Spielberg et E.T. comme modèles
Pour un premier long métrage, on ne peut pas dire que Léo Karmann, et sa coscénariste Sabrina B. Karine, aient choisi la facilité. Voilà des années qu’ils ont grandi avec ce scénario en tête sans pouvoir le tourner car la France ne donne pas leur chance aux jeunes et n’aime pas trop les films un peu fantastiques. Pourtant leur histoire rend hommage au cinéma qu’ils aiment et qui a bercé leur jeunesse, par exemple Spielberg, et notamment E.T. Le premier plan du film montre les lampions d’une fête foraine, puis la déambulation quasi somnambulique d’un jeune homme qui finit par s’acheter une barbe à papa. Déjà nous sommes en plein dans une approche narrative à la fois poétique et quelque peu surréaliste. On comprend très vite qui est ce jeune homme et on découvre que Simon, orphelin qui vit dans une maison d’accueil, a le don de se transformer en qui il veut, du moins qu’il a touché au préalable cette personne. Le récit commence en fait comme une sorte de conte fantastique et, crescendo, ira vers le polar et enfin le thriller débouchant sur le contraire du happy end. Difficile d’en parler sans déflorer complètement l’intrigue, mais disons qu’au cours d’une fête sur un bateau à laquelle son groupe participe, il fait la connaissance d’un garçon de son âge et de sa soeur et qu’une grande amitié va naître entre eux trois. Une chance pour Simon qui rêve d’être adopté par une famille aimante. Le transformisme du jeune Simon, une fois qu’il a été accepté comme donnée principale du scénario, se conçoit assez facilement en fait, même et y compris si cela n’est pas très cartésien. Mais le réalisateur est bien parvenu à camper ses personnages, le lieu qui est une belle maison sur la mer en Bretagne et une atmosphère qui devient peu à peu anxiogène, un peu à la manière de leur film culte, E.T.

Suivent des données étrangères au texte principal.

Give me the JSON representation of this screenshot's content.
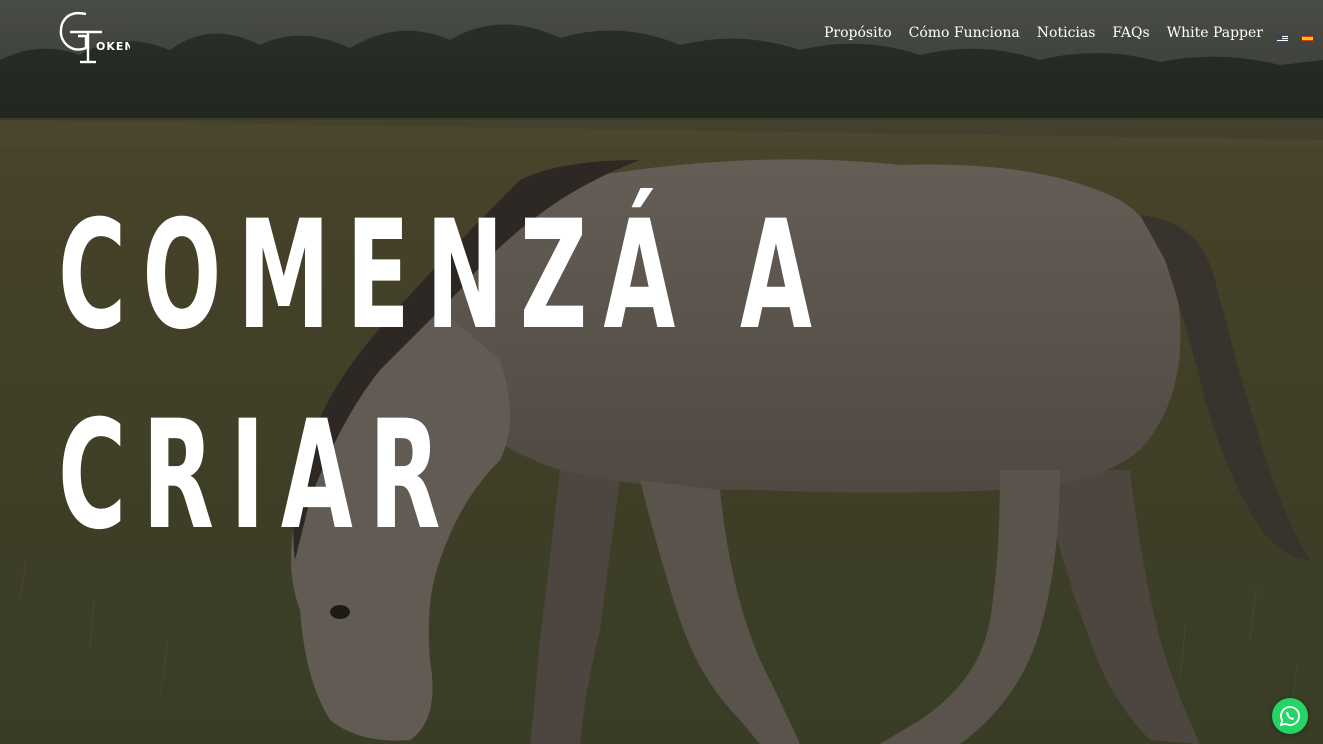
{
  "brand": {
    "logo_text": "GT OKEN",
    "logo_icon": "gt-monogram-logo"
  },
  "nav": {
    "items": [
      {
        "label": "Propósito"
      },
      {
        "label": "Cómo Funciona"
      },
      {
        "label": "Noticias"
      },
      {
        "label": "FAQs"
      },
      {
        "label": "White Papper"
      }
    ],
    "languages": [
      {
        "icon": "us-flag-icon"
      },
      {
        "icon": "es-flag-icon"
      }
    ]
  },
  "hero": {
    "headline_line1": "COMENZÁ A",
    "headline_line2": "CRIAR",
    "background_icon": "grazing-horse-photo"
  },
  "floating": {
    "whatsapp_icon": "whatsapp-icon",
    "whatsapp_color": "#25d366"
  }
}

Un scénario un peu alambiqué
Mais vers la moitié du film, les choses se gâtent et le spectateur risque d’avoir du mal à s’y retrouver dans toutes ces transformations surtout lorsque, sortis de l’enfance, les deux personnages censément frère et soeur, vont finir par vivre une histoire d’amour, seulement bien sûr au moment où le Thomas, le frère, redevient Simon, le petit ami. On a frisé l’inceste, car il suffirait d’une toute petite erreur pour que le scénario bascule dans le franchissement d’un tabou. De plus, cette interchangeabilité entre les deux garçons a comme un relent non dit d’homosexualité non vécue, comme si Simon avait trouvé en Thomas sa moitié d’orange, rendant l’histoire encore plus étrange, voire platonicienne. Comme les jeunes filles sont toujours plus futées que les garçons, Madeleine, dite Mad comme folle, et atteinte d’une maladie orpheline, découvrira le pot aux roses. En fait, et parce qu’elle était au fait du secret de Simon, de même que son frère, elle n’aura aucun mal à découvrir que Simon et Thomas n’en font qu’un, sorte de Janus surréaliste, ce qui donne d’ailleurs lieu à des effets spéciaux particulièrement réussis pour un premier film. Malheureusement, c’est vers la fin du film, lorsque les parents découvrent la supercherie, que le film perd à la fois en intensité et en crédibilité. Tous ces changements de carapace du garçon passant d’un rôle à l’autre compliquent un peu trop la narration qui aurait gagné à être plus resserrée. Quant à la fin, même si elle fait preuve d’une grande virtuosité, elle demeure un peu fragile puisque le spectateur a compris que Simon, dans la clinique où est soignée Mad, ne va cesser de changer de corps pour échapper à la police qui le recherche. Pourtant le plan final constitue une surprise de taille, qu’on ne dévoilera pas, car nous en avons déjà trop dit.